The district attorney in Rogers County expressed concern Wednesday regarding a recent court ruling that had the effect of dismissing more than 100 state criminal cases involving Native Americans because of jurisdictional issues.
District Attorney Matt Ballard, whose district includes Rogers County, is referring to a decision Tuesday by retired District Judge Dwayne Steidley that the DA said would expand a landmark Supreme Court ruling.
Steidley, who Ballard said is filling in on an interim basis, ruled Tuesday that the McGirt ruling — the Supreme Court decision that found that the Muscogee (Creek) Nation’s multicounty reservation dating back to the 1860s had never been disestablished — also applies to crimes within the historic boundaries of the Cherokee Nation.
The Supreme Court’s ruling meant major crimes occurring within the 1860s-era boundaries of the Muscogee (Creek) Nation and involving Native Americans were no longer the jurisdiction of the state of Oklahoma but rather federal and tribal law enforcement.

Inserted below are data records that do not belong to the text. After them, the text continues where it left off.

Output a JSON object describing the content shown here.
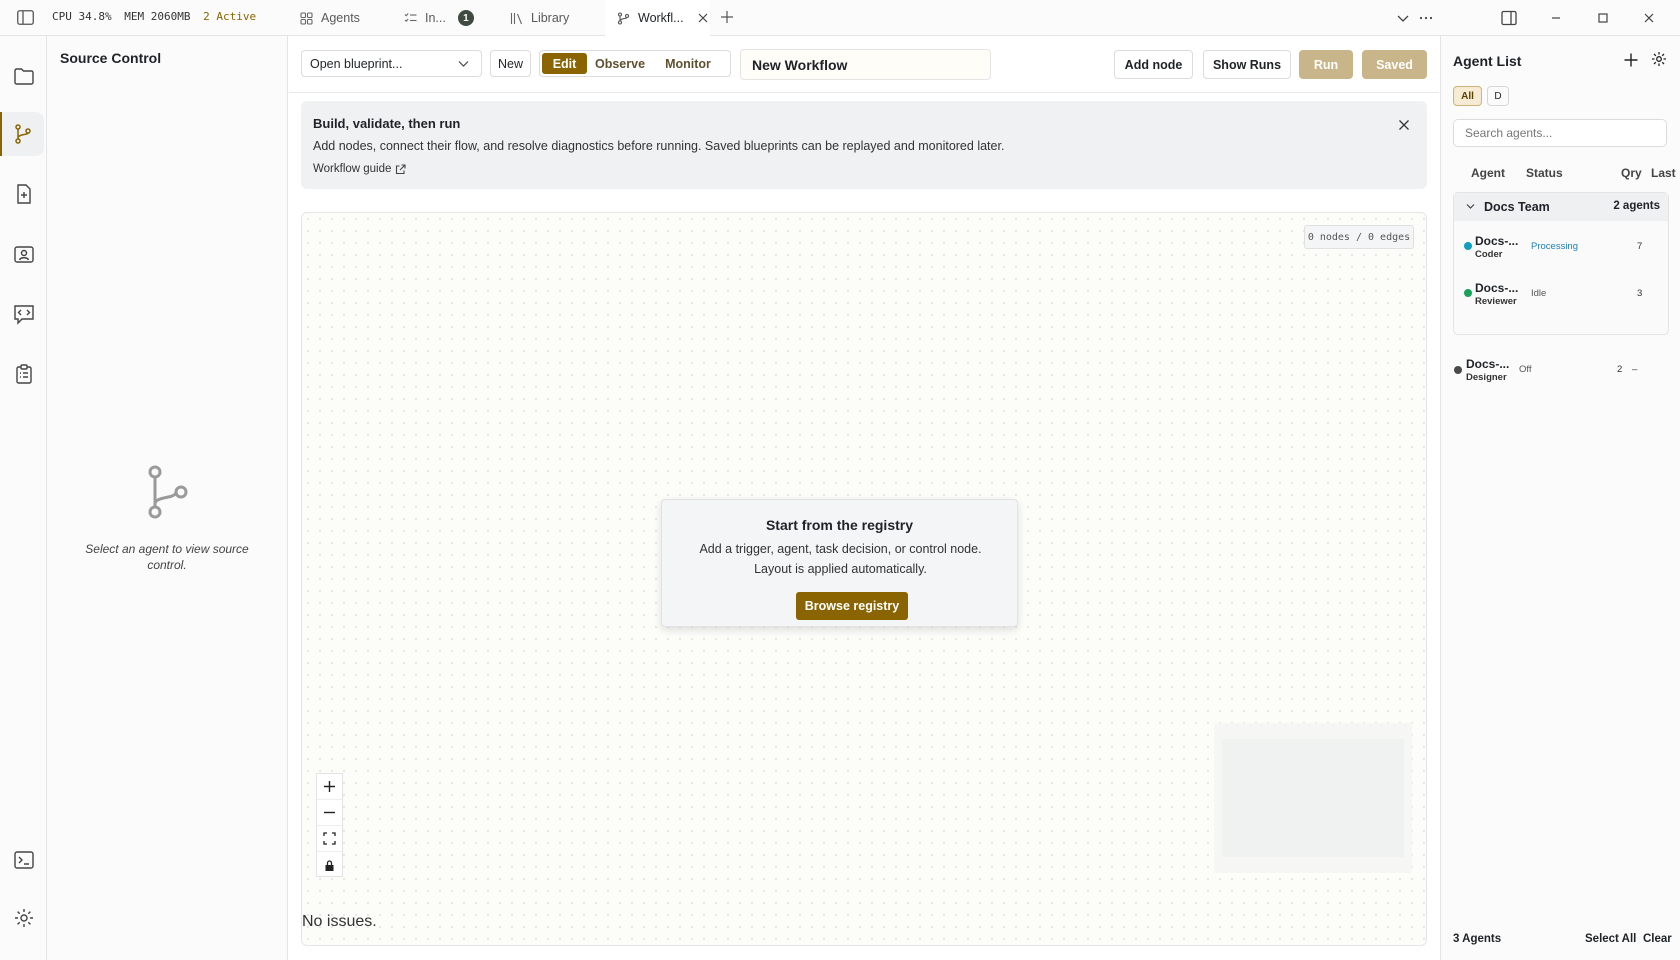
{
  "topbar": {
    "cpu": "CPU 34.8%",
    "mem": "MEM 2060MB",
    "active": "2 Active",
    "tabs": [
      {
        "label": "Agents",
        "icon": "grid-icon"
      },
      {
        "label": "In...",
        "icon": "checklist-icon",
        "badge": "1"
      },
      {
        "label": "Library",
        "icon": "library-icon"
      },
      {
        "label": "Workfl...",
        "icon": "branch-icon",
        "selected": true
      }
    ]
  },
  "source_control": {
    "title": "Source Control",
    "empty_text": "Select an agent to view source control."
  },
  "toolbar": {
    "blueprint_select": "Open blueprint...",
    "new_label": "New",
    "modes": [
      "Edit",
      "Observe",
      "Monitor"
    ],
    "active_mode": "Edit",
    "workflow_name": "New Workflow",
    "add_node": "Add node",
    "show_runs": "Show Runs",
    "run": "Run",
    "saved": "Saved"
  },
  "banner": {
    "title": "Build, validate, then run",
    "text": "Add nodes, connect their flow, and resolve diagnostics before running. Saved blueprints can be replayed and monitored later.",
    "link": "Workflow guide"
  },
  "canvas": {
    "counter": "0 nodes / 0 edges",
    "start_title": "Start from the registry",
    "start_desc": "Add a trigger, agent, task decision, or control node. Layout is applied automatically.",
    "browse": "Browse registry",
    "issues": "No issues."
  },
  "agent_panel": {
    "title": "Agent List",
    "filters": [
      "All",
      "D"
    ],
    "search_placeholder": "Search agents...",
    "columns": {
      "agent": "Agent",
      "status": "Status",
      "qry": "Qry",
      "last": "Last"
    },
    "team": {
      "name": "Docs Team",
      "count": "2 agents"
    },
    "agents": [
      {
        "name": "Docs-...",
        "role": "Coder",
        "status": "Processing",
        "qry": "7",
        "last": "",
        "dot_color": "#0f9fbf",
        "status_color": "#1d7fb5"
      },
      {
        "name": "Docs-...",
        "role": "Reviewer",
        "status": "Idle",
        "qry": "3",
        "last": "",
        "dot_color": "#17a35a",
        "status_color": "#555555"
      },
      {
        "name": "Docs-...",
        "role": "Designer",
        "status": "Off",
        "qry": "2",
        "last": "–",
        "dot_color": "#4a4a4a",
        "status_color": "#555555"
      }
    ],
    "footer_count": "3 Agents",
    "select_all": "Select All",
    "clear": "Clear"
  },
  "colors": {
    "accent": "#8a6400",
    "accent_disabled": "#c9b58a"
  }
}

Since the McGirt decision was issued in July, Ballard said all eyes have been on the Oklahoma Court of Criminal Appeals to say, “with finality, whether or not the Cherokee reservation was disestablished.”
But those rulings and others addressing the McGirt ruling have yet to come forth.
“We understand it’s likely this is where it’s headed. What we have opposed is doing anything before we get a decision from the Court of Criminal Appeals,” Ballard said, referring to an expansion of the ruling to include the Cherokees and three other tribes — the Choctaw, Chickasaw and Seminole — whose treaties are similar to the Creeks’.
Ballard said it would be “apocalyptic if we start dismissing cases before the Court of Criminal Appeals makes their decision.”
Steidley postponed the effect of his ruling until early June to give tribal and federal prosecutors time to intervene and file equivalent charges.
“I worry about the decision yesterday, but I think it is probably the best outcome we could have hoped for because it gives us time to transfer as many of these cases (as possible) to the federal government and the tribes,” Ballard said.
“The issue has been: Does McGirt apply to the Cherokee Nation?” Ballard said. “And what happened yesterday was the judge made a finding that it did and dismissed cases of in-custody defendants but then stayed his order for 90 days, until June 3.”
Ballard said the alleged offenses of the defendants affected by the ruling “run the gamut of incredibly violent crimes.”
“These are all people who are in custody right now who we think are a threat to public safety and are going to be free pending dismissal come June,” Ballard said.
The Tulsa U.S. Attorney’s Office said Wednesday that it would be working to ensure that justice is served.
“While the Rogers County District Court has begun to dismiss some cases as a result of the McGirt decision, there is a 90-day stay of the dismissals,” Acting U.S. Attorney Clint Johnson said in a written statement. “During that time, the United States Attorney’s Office for the Northern District of Oklahoma will review the cases and either refer them to the Cherokee Nation for prosecution or accept them for federal prosecution based upon the severity of the crime.
“We will continue to work with our state and tribal partners to ensure justice services for the Northern District of Oklahoma.”
The district attorney reiterated that he believes an expansion of the McGirt decision to include other tribal jurisdictions would be “catastrophic for Oklahoma.”
“The U.S. Attorney’s Office and the tribes are great to work with — they are doing their best — but there are going to be a lot of cases that fall through the cracks,” Ballard said. “There are going to be a lot of victims that don’t get justice anywhere as a result of this.”